Atualmente, no país, o tratamento com Cannabis medicinal não faz parte dos métodos tradicionais. No jargão médico, o que Suplicy está recebendo é conhecido como tratamento “off-label” (algo como “fora da bula”), o que significa que é parte de uma pesquisa clínica. Na prática, isso envolve prescrever um medicamento já comercializado para uma finalidade diferente daquela especificada na bula e autorizada para comercialização.

“O que estamos fazendo não é substituir o tratamento tradicional do Parkinson, os medicamentos já aprovados, mas compor a terapia com a Cannabis para melhorar alguns sintomas dos pacientes” explica a médica. “Ao invés de eu usar um medicamento para dor, outro para ansiedade, outro para insônia, tenho a possibilidade, com a Cannabis medicinal, de usar o óleo para tratar os múltiplos sintomas”, completa.

Nas primeiras visitas, Luana lembra que dores musculares e a falta de sono foram as principais queixas de Suplicy, problemas que apresentaram melhoras nos atendimentos seguintes. A questão dos tremores, da lentidão e da rigidez está na meta clínica, mas a pesquisadora indica que nem sempre isso é contido com as dosagens de Cannabis.

Além de melhorar o quadro clínico do paciente, os resultados obtidos fazem parte de uma pesquisa em andamento com a Universidade Federal da Integração Latino-Americana (Unila), cujo objetivo é entender as variações em cada paciente e como a Cannabis pode colaborar no tratamento de algumas doenças degenerativas.

Defesa

Suplicy continua a desempenhar suas funções legislativas intensas e defende o acesso à Cannabis medicinal para todos, especialmente os mais pobres. Sua rotina inclui palestras em sindicatos, congressos, escolas e universidades.

Em agosto de 2023, durante uma viagem à Coreia do Sul, Suplicy teve que interromper o uso de CBD devido à proibição da Cannabis em Dubai, onde fez escala. Após retornar ao Brasil, retomou o tratamento.

“Um advogado me disse que ele estava com um cliente que estava preso há algum tempo, uns dois anos, e condenado à prisão por 15 anos. Então fui para a Coreia do Sul sem tomar nada”, conta.

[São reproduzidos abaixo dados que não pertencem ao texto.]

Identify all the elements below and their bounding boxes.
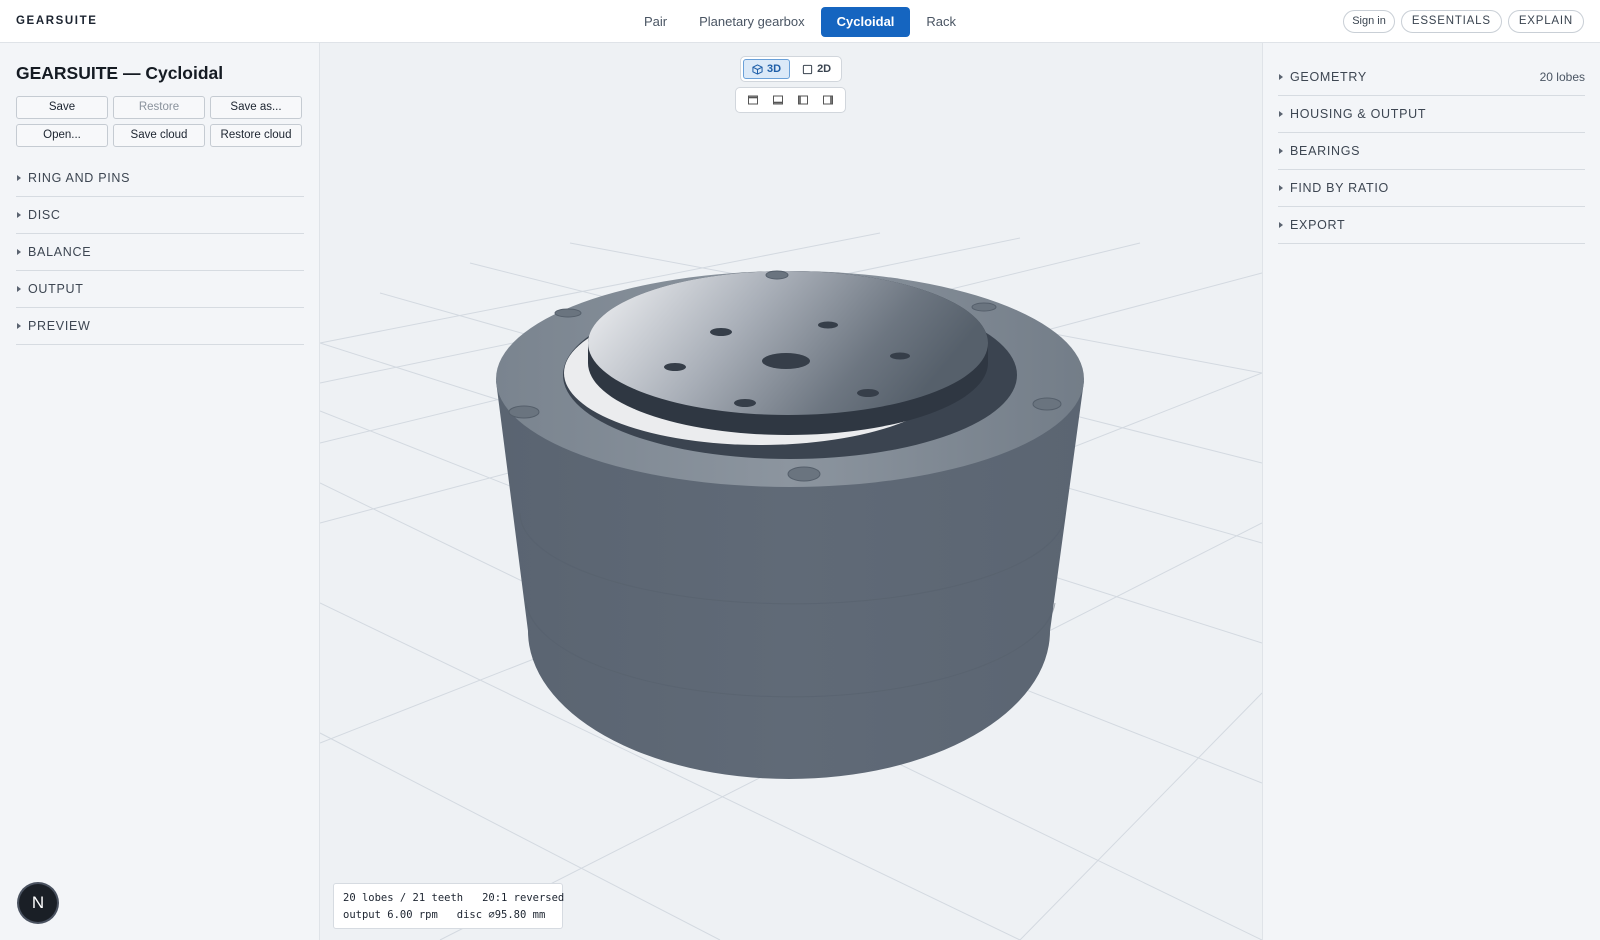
view-mode-toggle: 3D 2D bbox=[740, 56, 843, 82]
camera-view-bar bbox=[735, 87, 846, 113]
info-line-ratio: 20 lobes / 21 teeth 20:1 reversed bbox=[343, 892, 565, 904]
cube-icon bbox=[752, 63, 763, 75]
section-label: FIND BY RATIO bbox=[1290, 181, 1389, 195]
3d-viewport[interactable]: 3D 2D 20 lobes / 21 teeth 20:1 reversed o… bbox=[320, 43, 1262, 940]
tab-cycloidal[interactable]: Cycloidal bbox=[820, 7, 911, 37]
caret-right-icon bbox=[1279, 74, 1283, 80]
mode-3d-button[interactable]: 3D bbox=[743, 59, 791, 79]
save-as-button[interactable]: Save as... bbox=[210, 96, 302, 119]
square-icon bbox=[802, 64, 813, 74]
app-logo[interactable]: GEARSUITE bbox=[16, 15, 98, 27]
section-balance[interactable]: BALANCE bbox=[16, 234, 304, 271]
restore-button[interactable]: Restore bbox=[113, 96, 205, 119]
explain-button[interactable]: EXPLAIN bbox=[1507, 10, 1584, 33]
section-preview[interactable]: PREVIEW bbox=[16, 308, 304, 345]
section-label: GEOMETRY bbox=[1290, 70, 1367, 84]
view-bottom-icon bbox=[772, 95, 783, 105]
section-output[interactable]: OUTPUT bbox=[16, 271, 304, 308]
section-disc[interactable]: DISC bbox=[16, 197, 304, 234]
caret-right-icon bbox=[17, 323, 21, 329]
cycloidal-disc bbox=[588, 271, 988, 415]
top-header: GEARSUITE Pair Planetary gearbox Cycloid… bbox=[0, 0, 1600, 43]
section-export[interactable]: EXPORT bbox=[1278, 207, 1585, 244]
section-geometry[interactable]: GEOMETRY 20 lobes bbox=[1278, 59, 1585, 96]
right-panel: GEOMETRY 20 lobes HOUSING & OUTPUT BEARIN… bbox=[1262, 43, 1600, 940]
sign-in-button[interactable]: Sign in bbox=[1343, 10, 1395, 33]
dev-tools-button[interactable]: N bbox=[19, 884, 57, 922]
caret-right-icon bbox=[1279, 185, 1283, 191]
section-housing-output[interactable]: HOUSING & OUTPUT bbox=[1278, 96, 1585, 133]
view-right-icon bbox=[823, 95, 834, 105]
view-left-button[interactable] bbox=[793, 91, 813, 109]
view-bottom-button[interactable] bbox=[768, 91, 788, 109]
save-button[interactable]: Save bbox=[16, 96, 108, 119]
tab-rack[interactable]: Rack bbox=[910, 7, 972, 37]
mode-3d-label: 3D bbox=[767, 63, 782, 75]
right-accordion: GEOMETRY 20 lobes HOUSING & OUTPUT BEARIN… bbox=[1278, 59, 1585, 244]
section-label: DISC bbox=[28, 208, 61, 222]
section-label: RING AND PINS bbox=[28, 171, 131, 185]
section-ring-and-pins[interactable]: RING AND PINS bbox=[16, 160, 304, 197]
scene-canvas[interactable] bbox=[320, 43, 1262, 940]
section-label: PREVIEW bbox=[28, 319, 91, 333]
caret-right-icon bbox=[17, 249, 21, 255]
section-label: HOUSING & OUTPUT bbox=[1290, 107, 1427, 121]
section-label: EXPORT bbox=[1290, 218, 1346, 232]
restore-cloud-button[interactable]: Restore cloud bbox=[210, 124, 302, 147]
mode-2d-button[interactable]: 2D bbox=[794, 59, 839, 79]
view-top-icon bbox=[747, 95, 758, 105]
header-actions: Sign in ESSENTIALS EXPLAIN bbox=[1343, 10, 1584, 33]
info-line-output: output 6.00 rpm disc ⌀95.80 mm bbox=[343, 909, 546, 921]
lobe-count: 20 lobes bbox=[1539, 70, 1585, 84]
caret-right-icon bbox=[1279, 148, 1283, 154]
section-bearings[interactable]: BEARINGS bbox=[1278, 133, 1585, 170]
caret-right-icon bbox=[1279, 111, 1283, 117]
section-label: BALANCE bbox=[28, 245, 92, 259]
view-top-button[interactable] bbox=[743, 91, 763, 109]
caret-right-icon bbox=[17, 286, 21, 292]
caret-right-icon bbox=[17, 175, 21, 181]
view-right-button[interactable] bbox=[818, 91, 838, 109]
tab-planetary-gearbox[interactable]: Planetary gearbox bbox=[683, 7, 821, 37]
mode-2d-label: 2D bbox=[817, 63, 832, 75]
caret-right-icon bbox=[1279, 222, 1283, 228]
caret-right-icon bbox=[17, 212, 21, 218]
save-cloud-button[interactable]: Save cloud bbox=[113, 124, 205, 147]
open-button[interactable]: Open... bbox=[16, 124, 108, 147]
gear-info-readout: 20 lobes / 21 teeth 20:1 reversed output … bbox=[333, 883, 565, 929]
section-label: BEARINGS bbox=[1290, 144, 1361, 158]
view-left-icon bbox=[798, 95, 809, 105]
section-label: OUTPUT bbox=[28, 282, 84, 296]
file-actions: Save Restore Save as... Open... Save clo… bbox=[16, 96, 304, 147]
page-title: GEARSUITE — Cycloidal bbox=[16, 63, 224, 83]
section-find-by-ratio[interactable]: FIND BY RATIO bbox=[1278, 170, 1585, 207]
essentials-button[interactable]: ESSENTIALS bbox=[1400, 10, 1502, 33]
left-panel: GEARSUITE — Cycloidal Save Restore Save … bbox=[0, 43, 320, 940]
tab-pair[interactable]: Pair bbox=[628, 7, 683, 37]
left-accordion: RING AND PINS DISC BALANCE OUTPUT PREVIE… bbox=[16, 160, 304, 345]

Além de sua defesa pelos direitos humanos e pela Renda Básica da Cidadania, Suplicy agora levanta a bandeira da Cannabis medicinal.

“Procuro colaborar cada vez mais para que a legislação brasileira seja mais adequada para permitir que as pessoas mais pobres, nas áreas periféricas de nossas cidades ou no campo, possam ter acesso ao tratamento”, diz.